Parmi les méthodes testées, issues de l'expérience des arboriculteurs bio : la pulvérisation d'argile blanche. Il semble qu'en déposant une pellicule sur les fruits, l'argile parvienne à réduire les attaques de D. suzukii d'environ 70%, ce qui est même plus efficace que le Spinosad, un insecticide bio. Toutefois, cette technique comporte des limites : d'abord, les fruits doivent être nettoyés avant d'être commercialisés ; ensuite, il reste encore environ 30% de fruits attaqués... A elle seule, cette méthode ne peut sauver la production.

Arbres contraints et sous filets

Une autre méthode, également utilisée antérieurement en bio, est la protection par filet anti-insectes : dotés de maille très fines, et déployés au moment où les fruits sont aux stades sensible, ils peuvent assurer une protection à 100%. Toutefois, eux-aussi ont des limites : ils coûtent cher, environ 50 000 euros/ha ; ils nécessitent de la main d’œuvre et des engins pour les mettre en place et les retirer ; ils doivent être surveillés (le moindre accroc serait une porte d'entrée pour Drosophila), mais surtout, ils ne peuvent pas être installés dans la plupart des vergers actuels.

"Nous pouvons bâtir un verger français moderne"

Ces filets ne peuvent en effet se poser que sur des parcelles abritées du vent, suffisamment grandes pour accueillir les structures, et dont les arbres sont contraints, par la plantation et la taille, à ne pas pousser en volumes et en hauteur. « C'est contre-productif pour le cerisier, on va l'obliger à rester bas et il lui faudra un porte-greffe spécifique pour cette conduite », décrit Jean-Christophe Neyron. Protéger toutes les cerises françaises par des filets implique donc de nombreux arrachages et replantations. « Ce sera difficile, il faudra beaucoup d'investissements, mais je ne suis pas pessimiste : je pense que si nous pouvons être accompagnés, nous pouvons bâtir un verger français moderne ».

Autre piste étudiée : celle des prédateurs de D. suzukii. Plusieurs candidats ont été testés en stations expérimentales, mais les plus efficaces semblent être des parasitoïdes « importés ». Se pose alors la question de leur sélectivité vis-à-vis de D. suzukii et du risque pour les autres espèces endémiques : il ne faudrait pas faire de ce prédateur une nouvelle espèce invasive...

Technique de l'insecte stérile

Plus prometteuse : la Technique de l'insecte stérile (TIS). Elle consiste à élever en masse l'insecte ravageur, à n'en garder que les mâles et à les stériliser (par contamination bactérienne, ou par rayonnement ionisant). Ces mâles stériles sont ensuite lâchés dans les vergers, en grande quantité et à intervalles réguliers, pour concurrencer les mâles sauvages et féconder les femelles mais sans obtention d’œufs viables. Au fur et à mesure des générations, les populations de mouches décroissent jusqu'à descendre en dessous du seul de nuisibilité.

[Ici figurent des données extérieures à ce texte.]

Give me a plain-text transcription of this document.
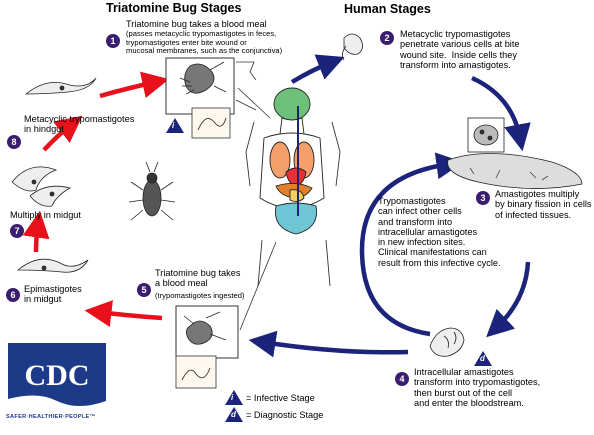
Triatomine Bug Stages	Human Stages
1
Triatomine bug takes a blood meal
(passes metacyclic trypomastigotes in feces,
trypomastigotes enter bite wound or
mucosal membranes, such as the conjunctiva)
i
2	Metacyclic trypomastigotes
penetrate various cells at bite
wound site.  Inside cells they
transform into amastigotes.
3	Amastigotes multiply
by binary fission in cells
of infected tissues.
Trypomastigotes
can infect other cells
and transform into
intracellular amastigotes
in new infection sites.
Clinical manifestations can
result from this infective cycle.
d
4
Intracellular amastigotes
transform into trypomastigotes,
then burst out of the cell
and enter the bloodstream.
5
Triatomine bug takes
a blood meal
(trypomastigotes ingested)
6
Epimastigotes
in midgut
Multiply in midgut
7
Metacyclic trypomastigotes
in hindgut
8
i = Infective Stage
d = Diagnostic Stage
CDC
SAFER·HEALTHIER·PEOPLE™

La TIS est elle aussi confrontée à des contraintes de coûts, puisque l'élevage des insectes et leur stérilisation coûte cher, de territoire, puisqu'il faut agir à une large échelle et obtenir l'accord de tous, producteurs comme citoyens, et à des contraintes plus techniques : les mâles stériles ont en général moins de succès que les mâles sauvages, et il faut donc en lâcher trois fois plus pour avoir un effet de compétition.

Toutefois, la recherche planche, là encore, sur ce sujet : grâce à des sélections successives de lignées de D. suzuki sur leur caractère « sexy » (sic) pour les femelles, des chercheurs de l'Inrae sont parvenus à sélectionner une lignée de mâles stériles, « super sexy » : ils sont plus attirants que la moyenne des mâles stériles, mais, plus surprenant, plus attirants aussi que les mâles sauvages !

 

Repères :

- En 2020, la production de cerises en France a été de 33 600 tonnes, en baisse par rapport à 2019 et à la moyenne quinquennale. Au 1er mai dernier, Agreste-la statistique agricole estimait que la production 2021 serait de 14 000 tonnes seulement à cause du gel.

- Un tiers de la production française est localisée dans le Vaucluse (plus de 2000 ha de cerisiers). La région Provence-Alpes-Côte d’Azur est la 1ère région productrice avec près de la moitié des volumes nationaux.

- Le marché européen est dominé par la Turquie, avec près de 600 000 t par an. Ses volumes et ses parts de marché ne cessent de croître.

- L'AOP cerises de France compte environ 800 producteurs (organisés en OP). Mais il y a environ 4000 exploitations possédant des cerisiers.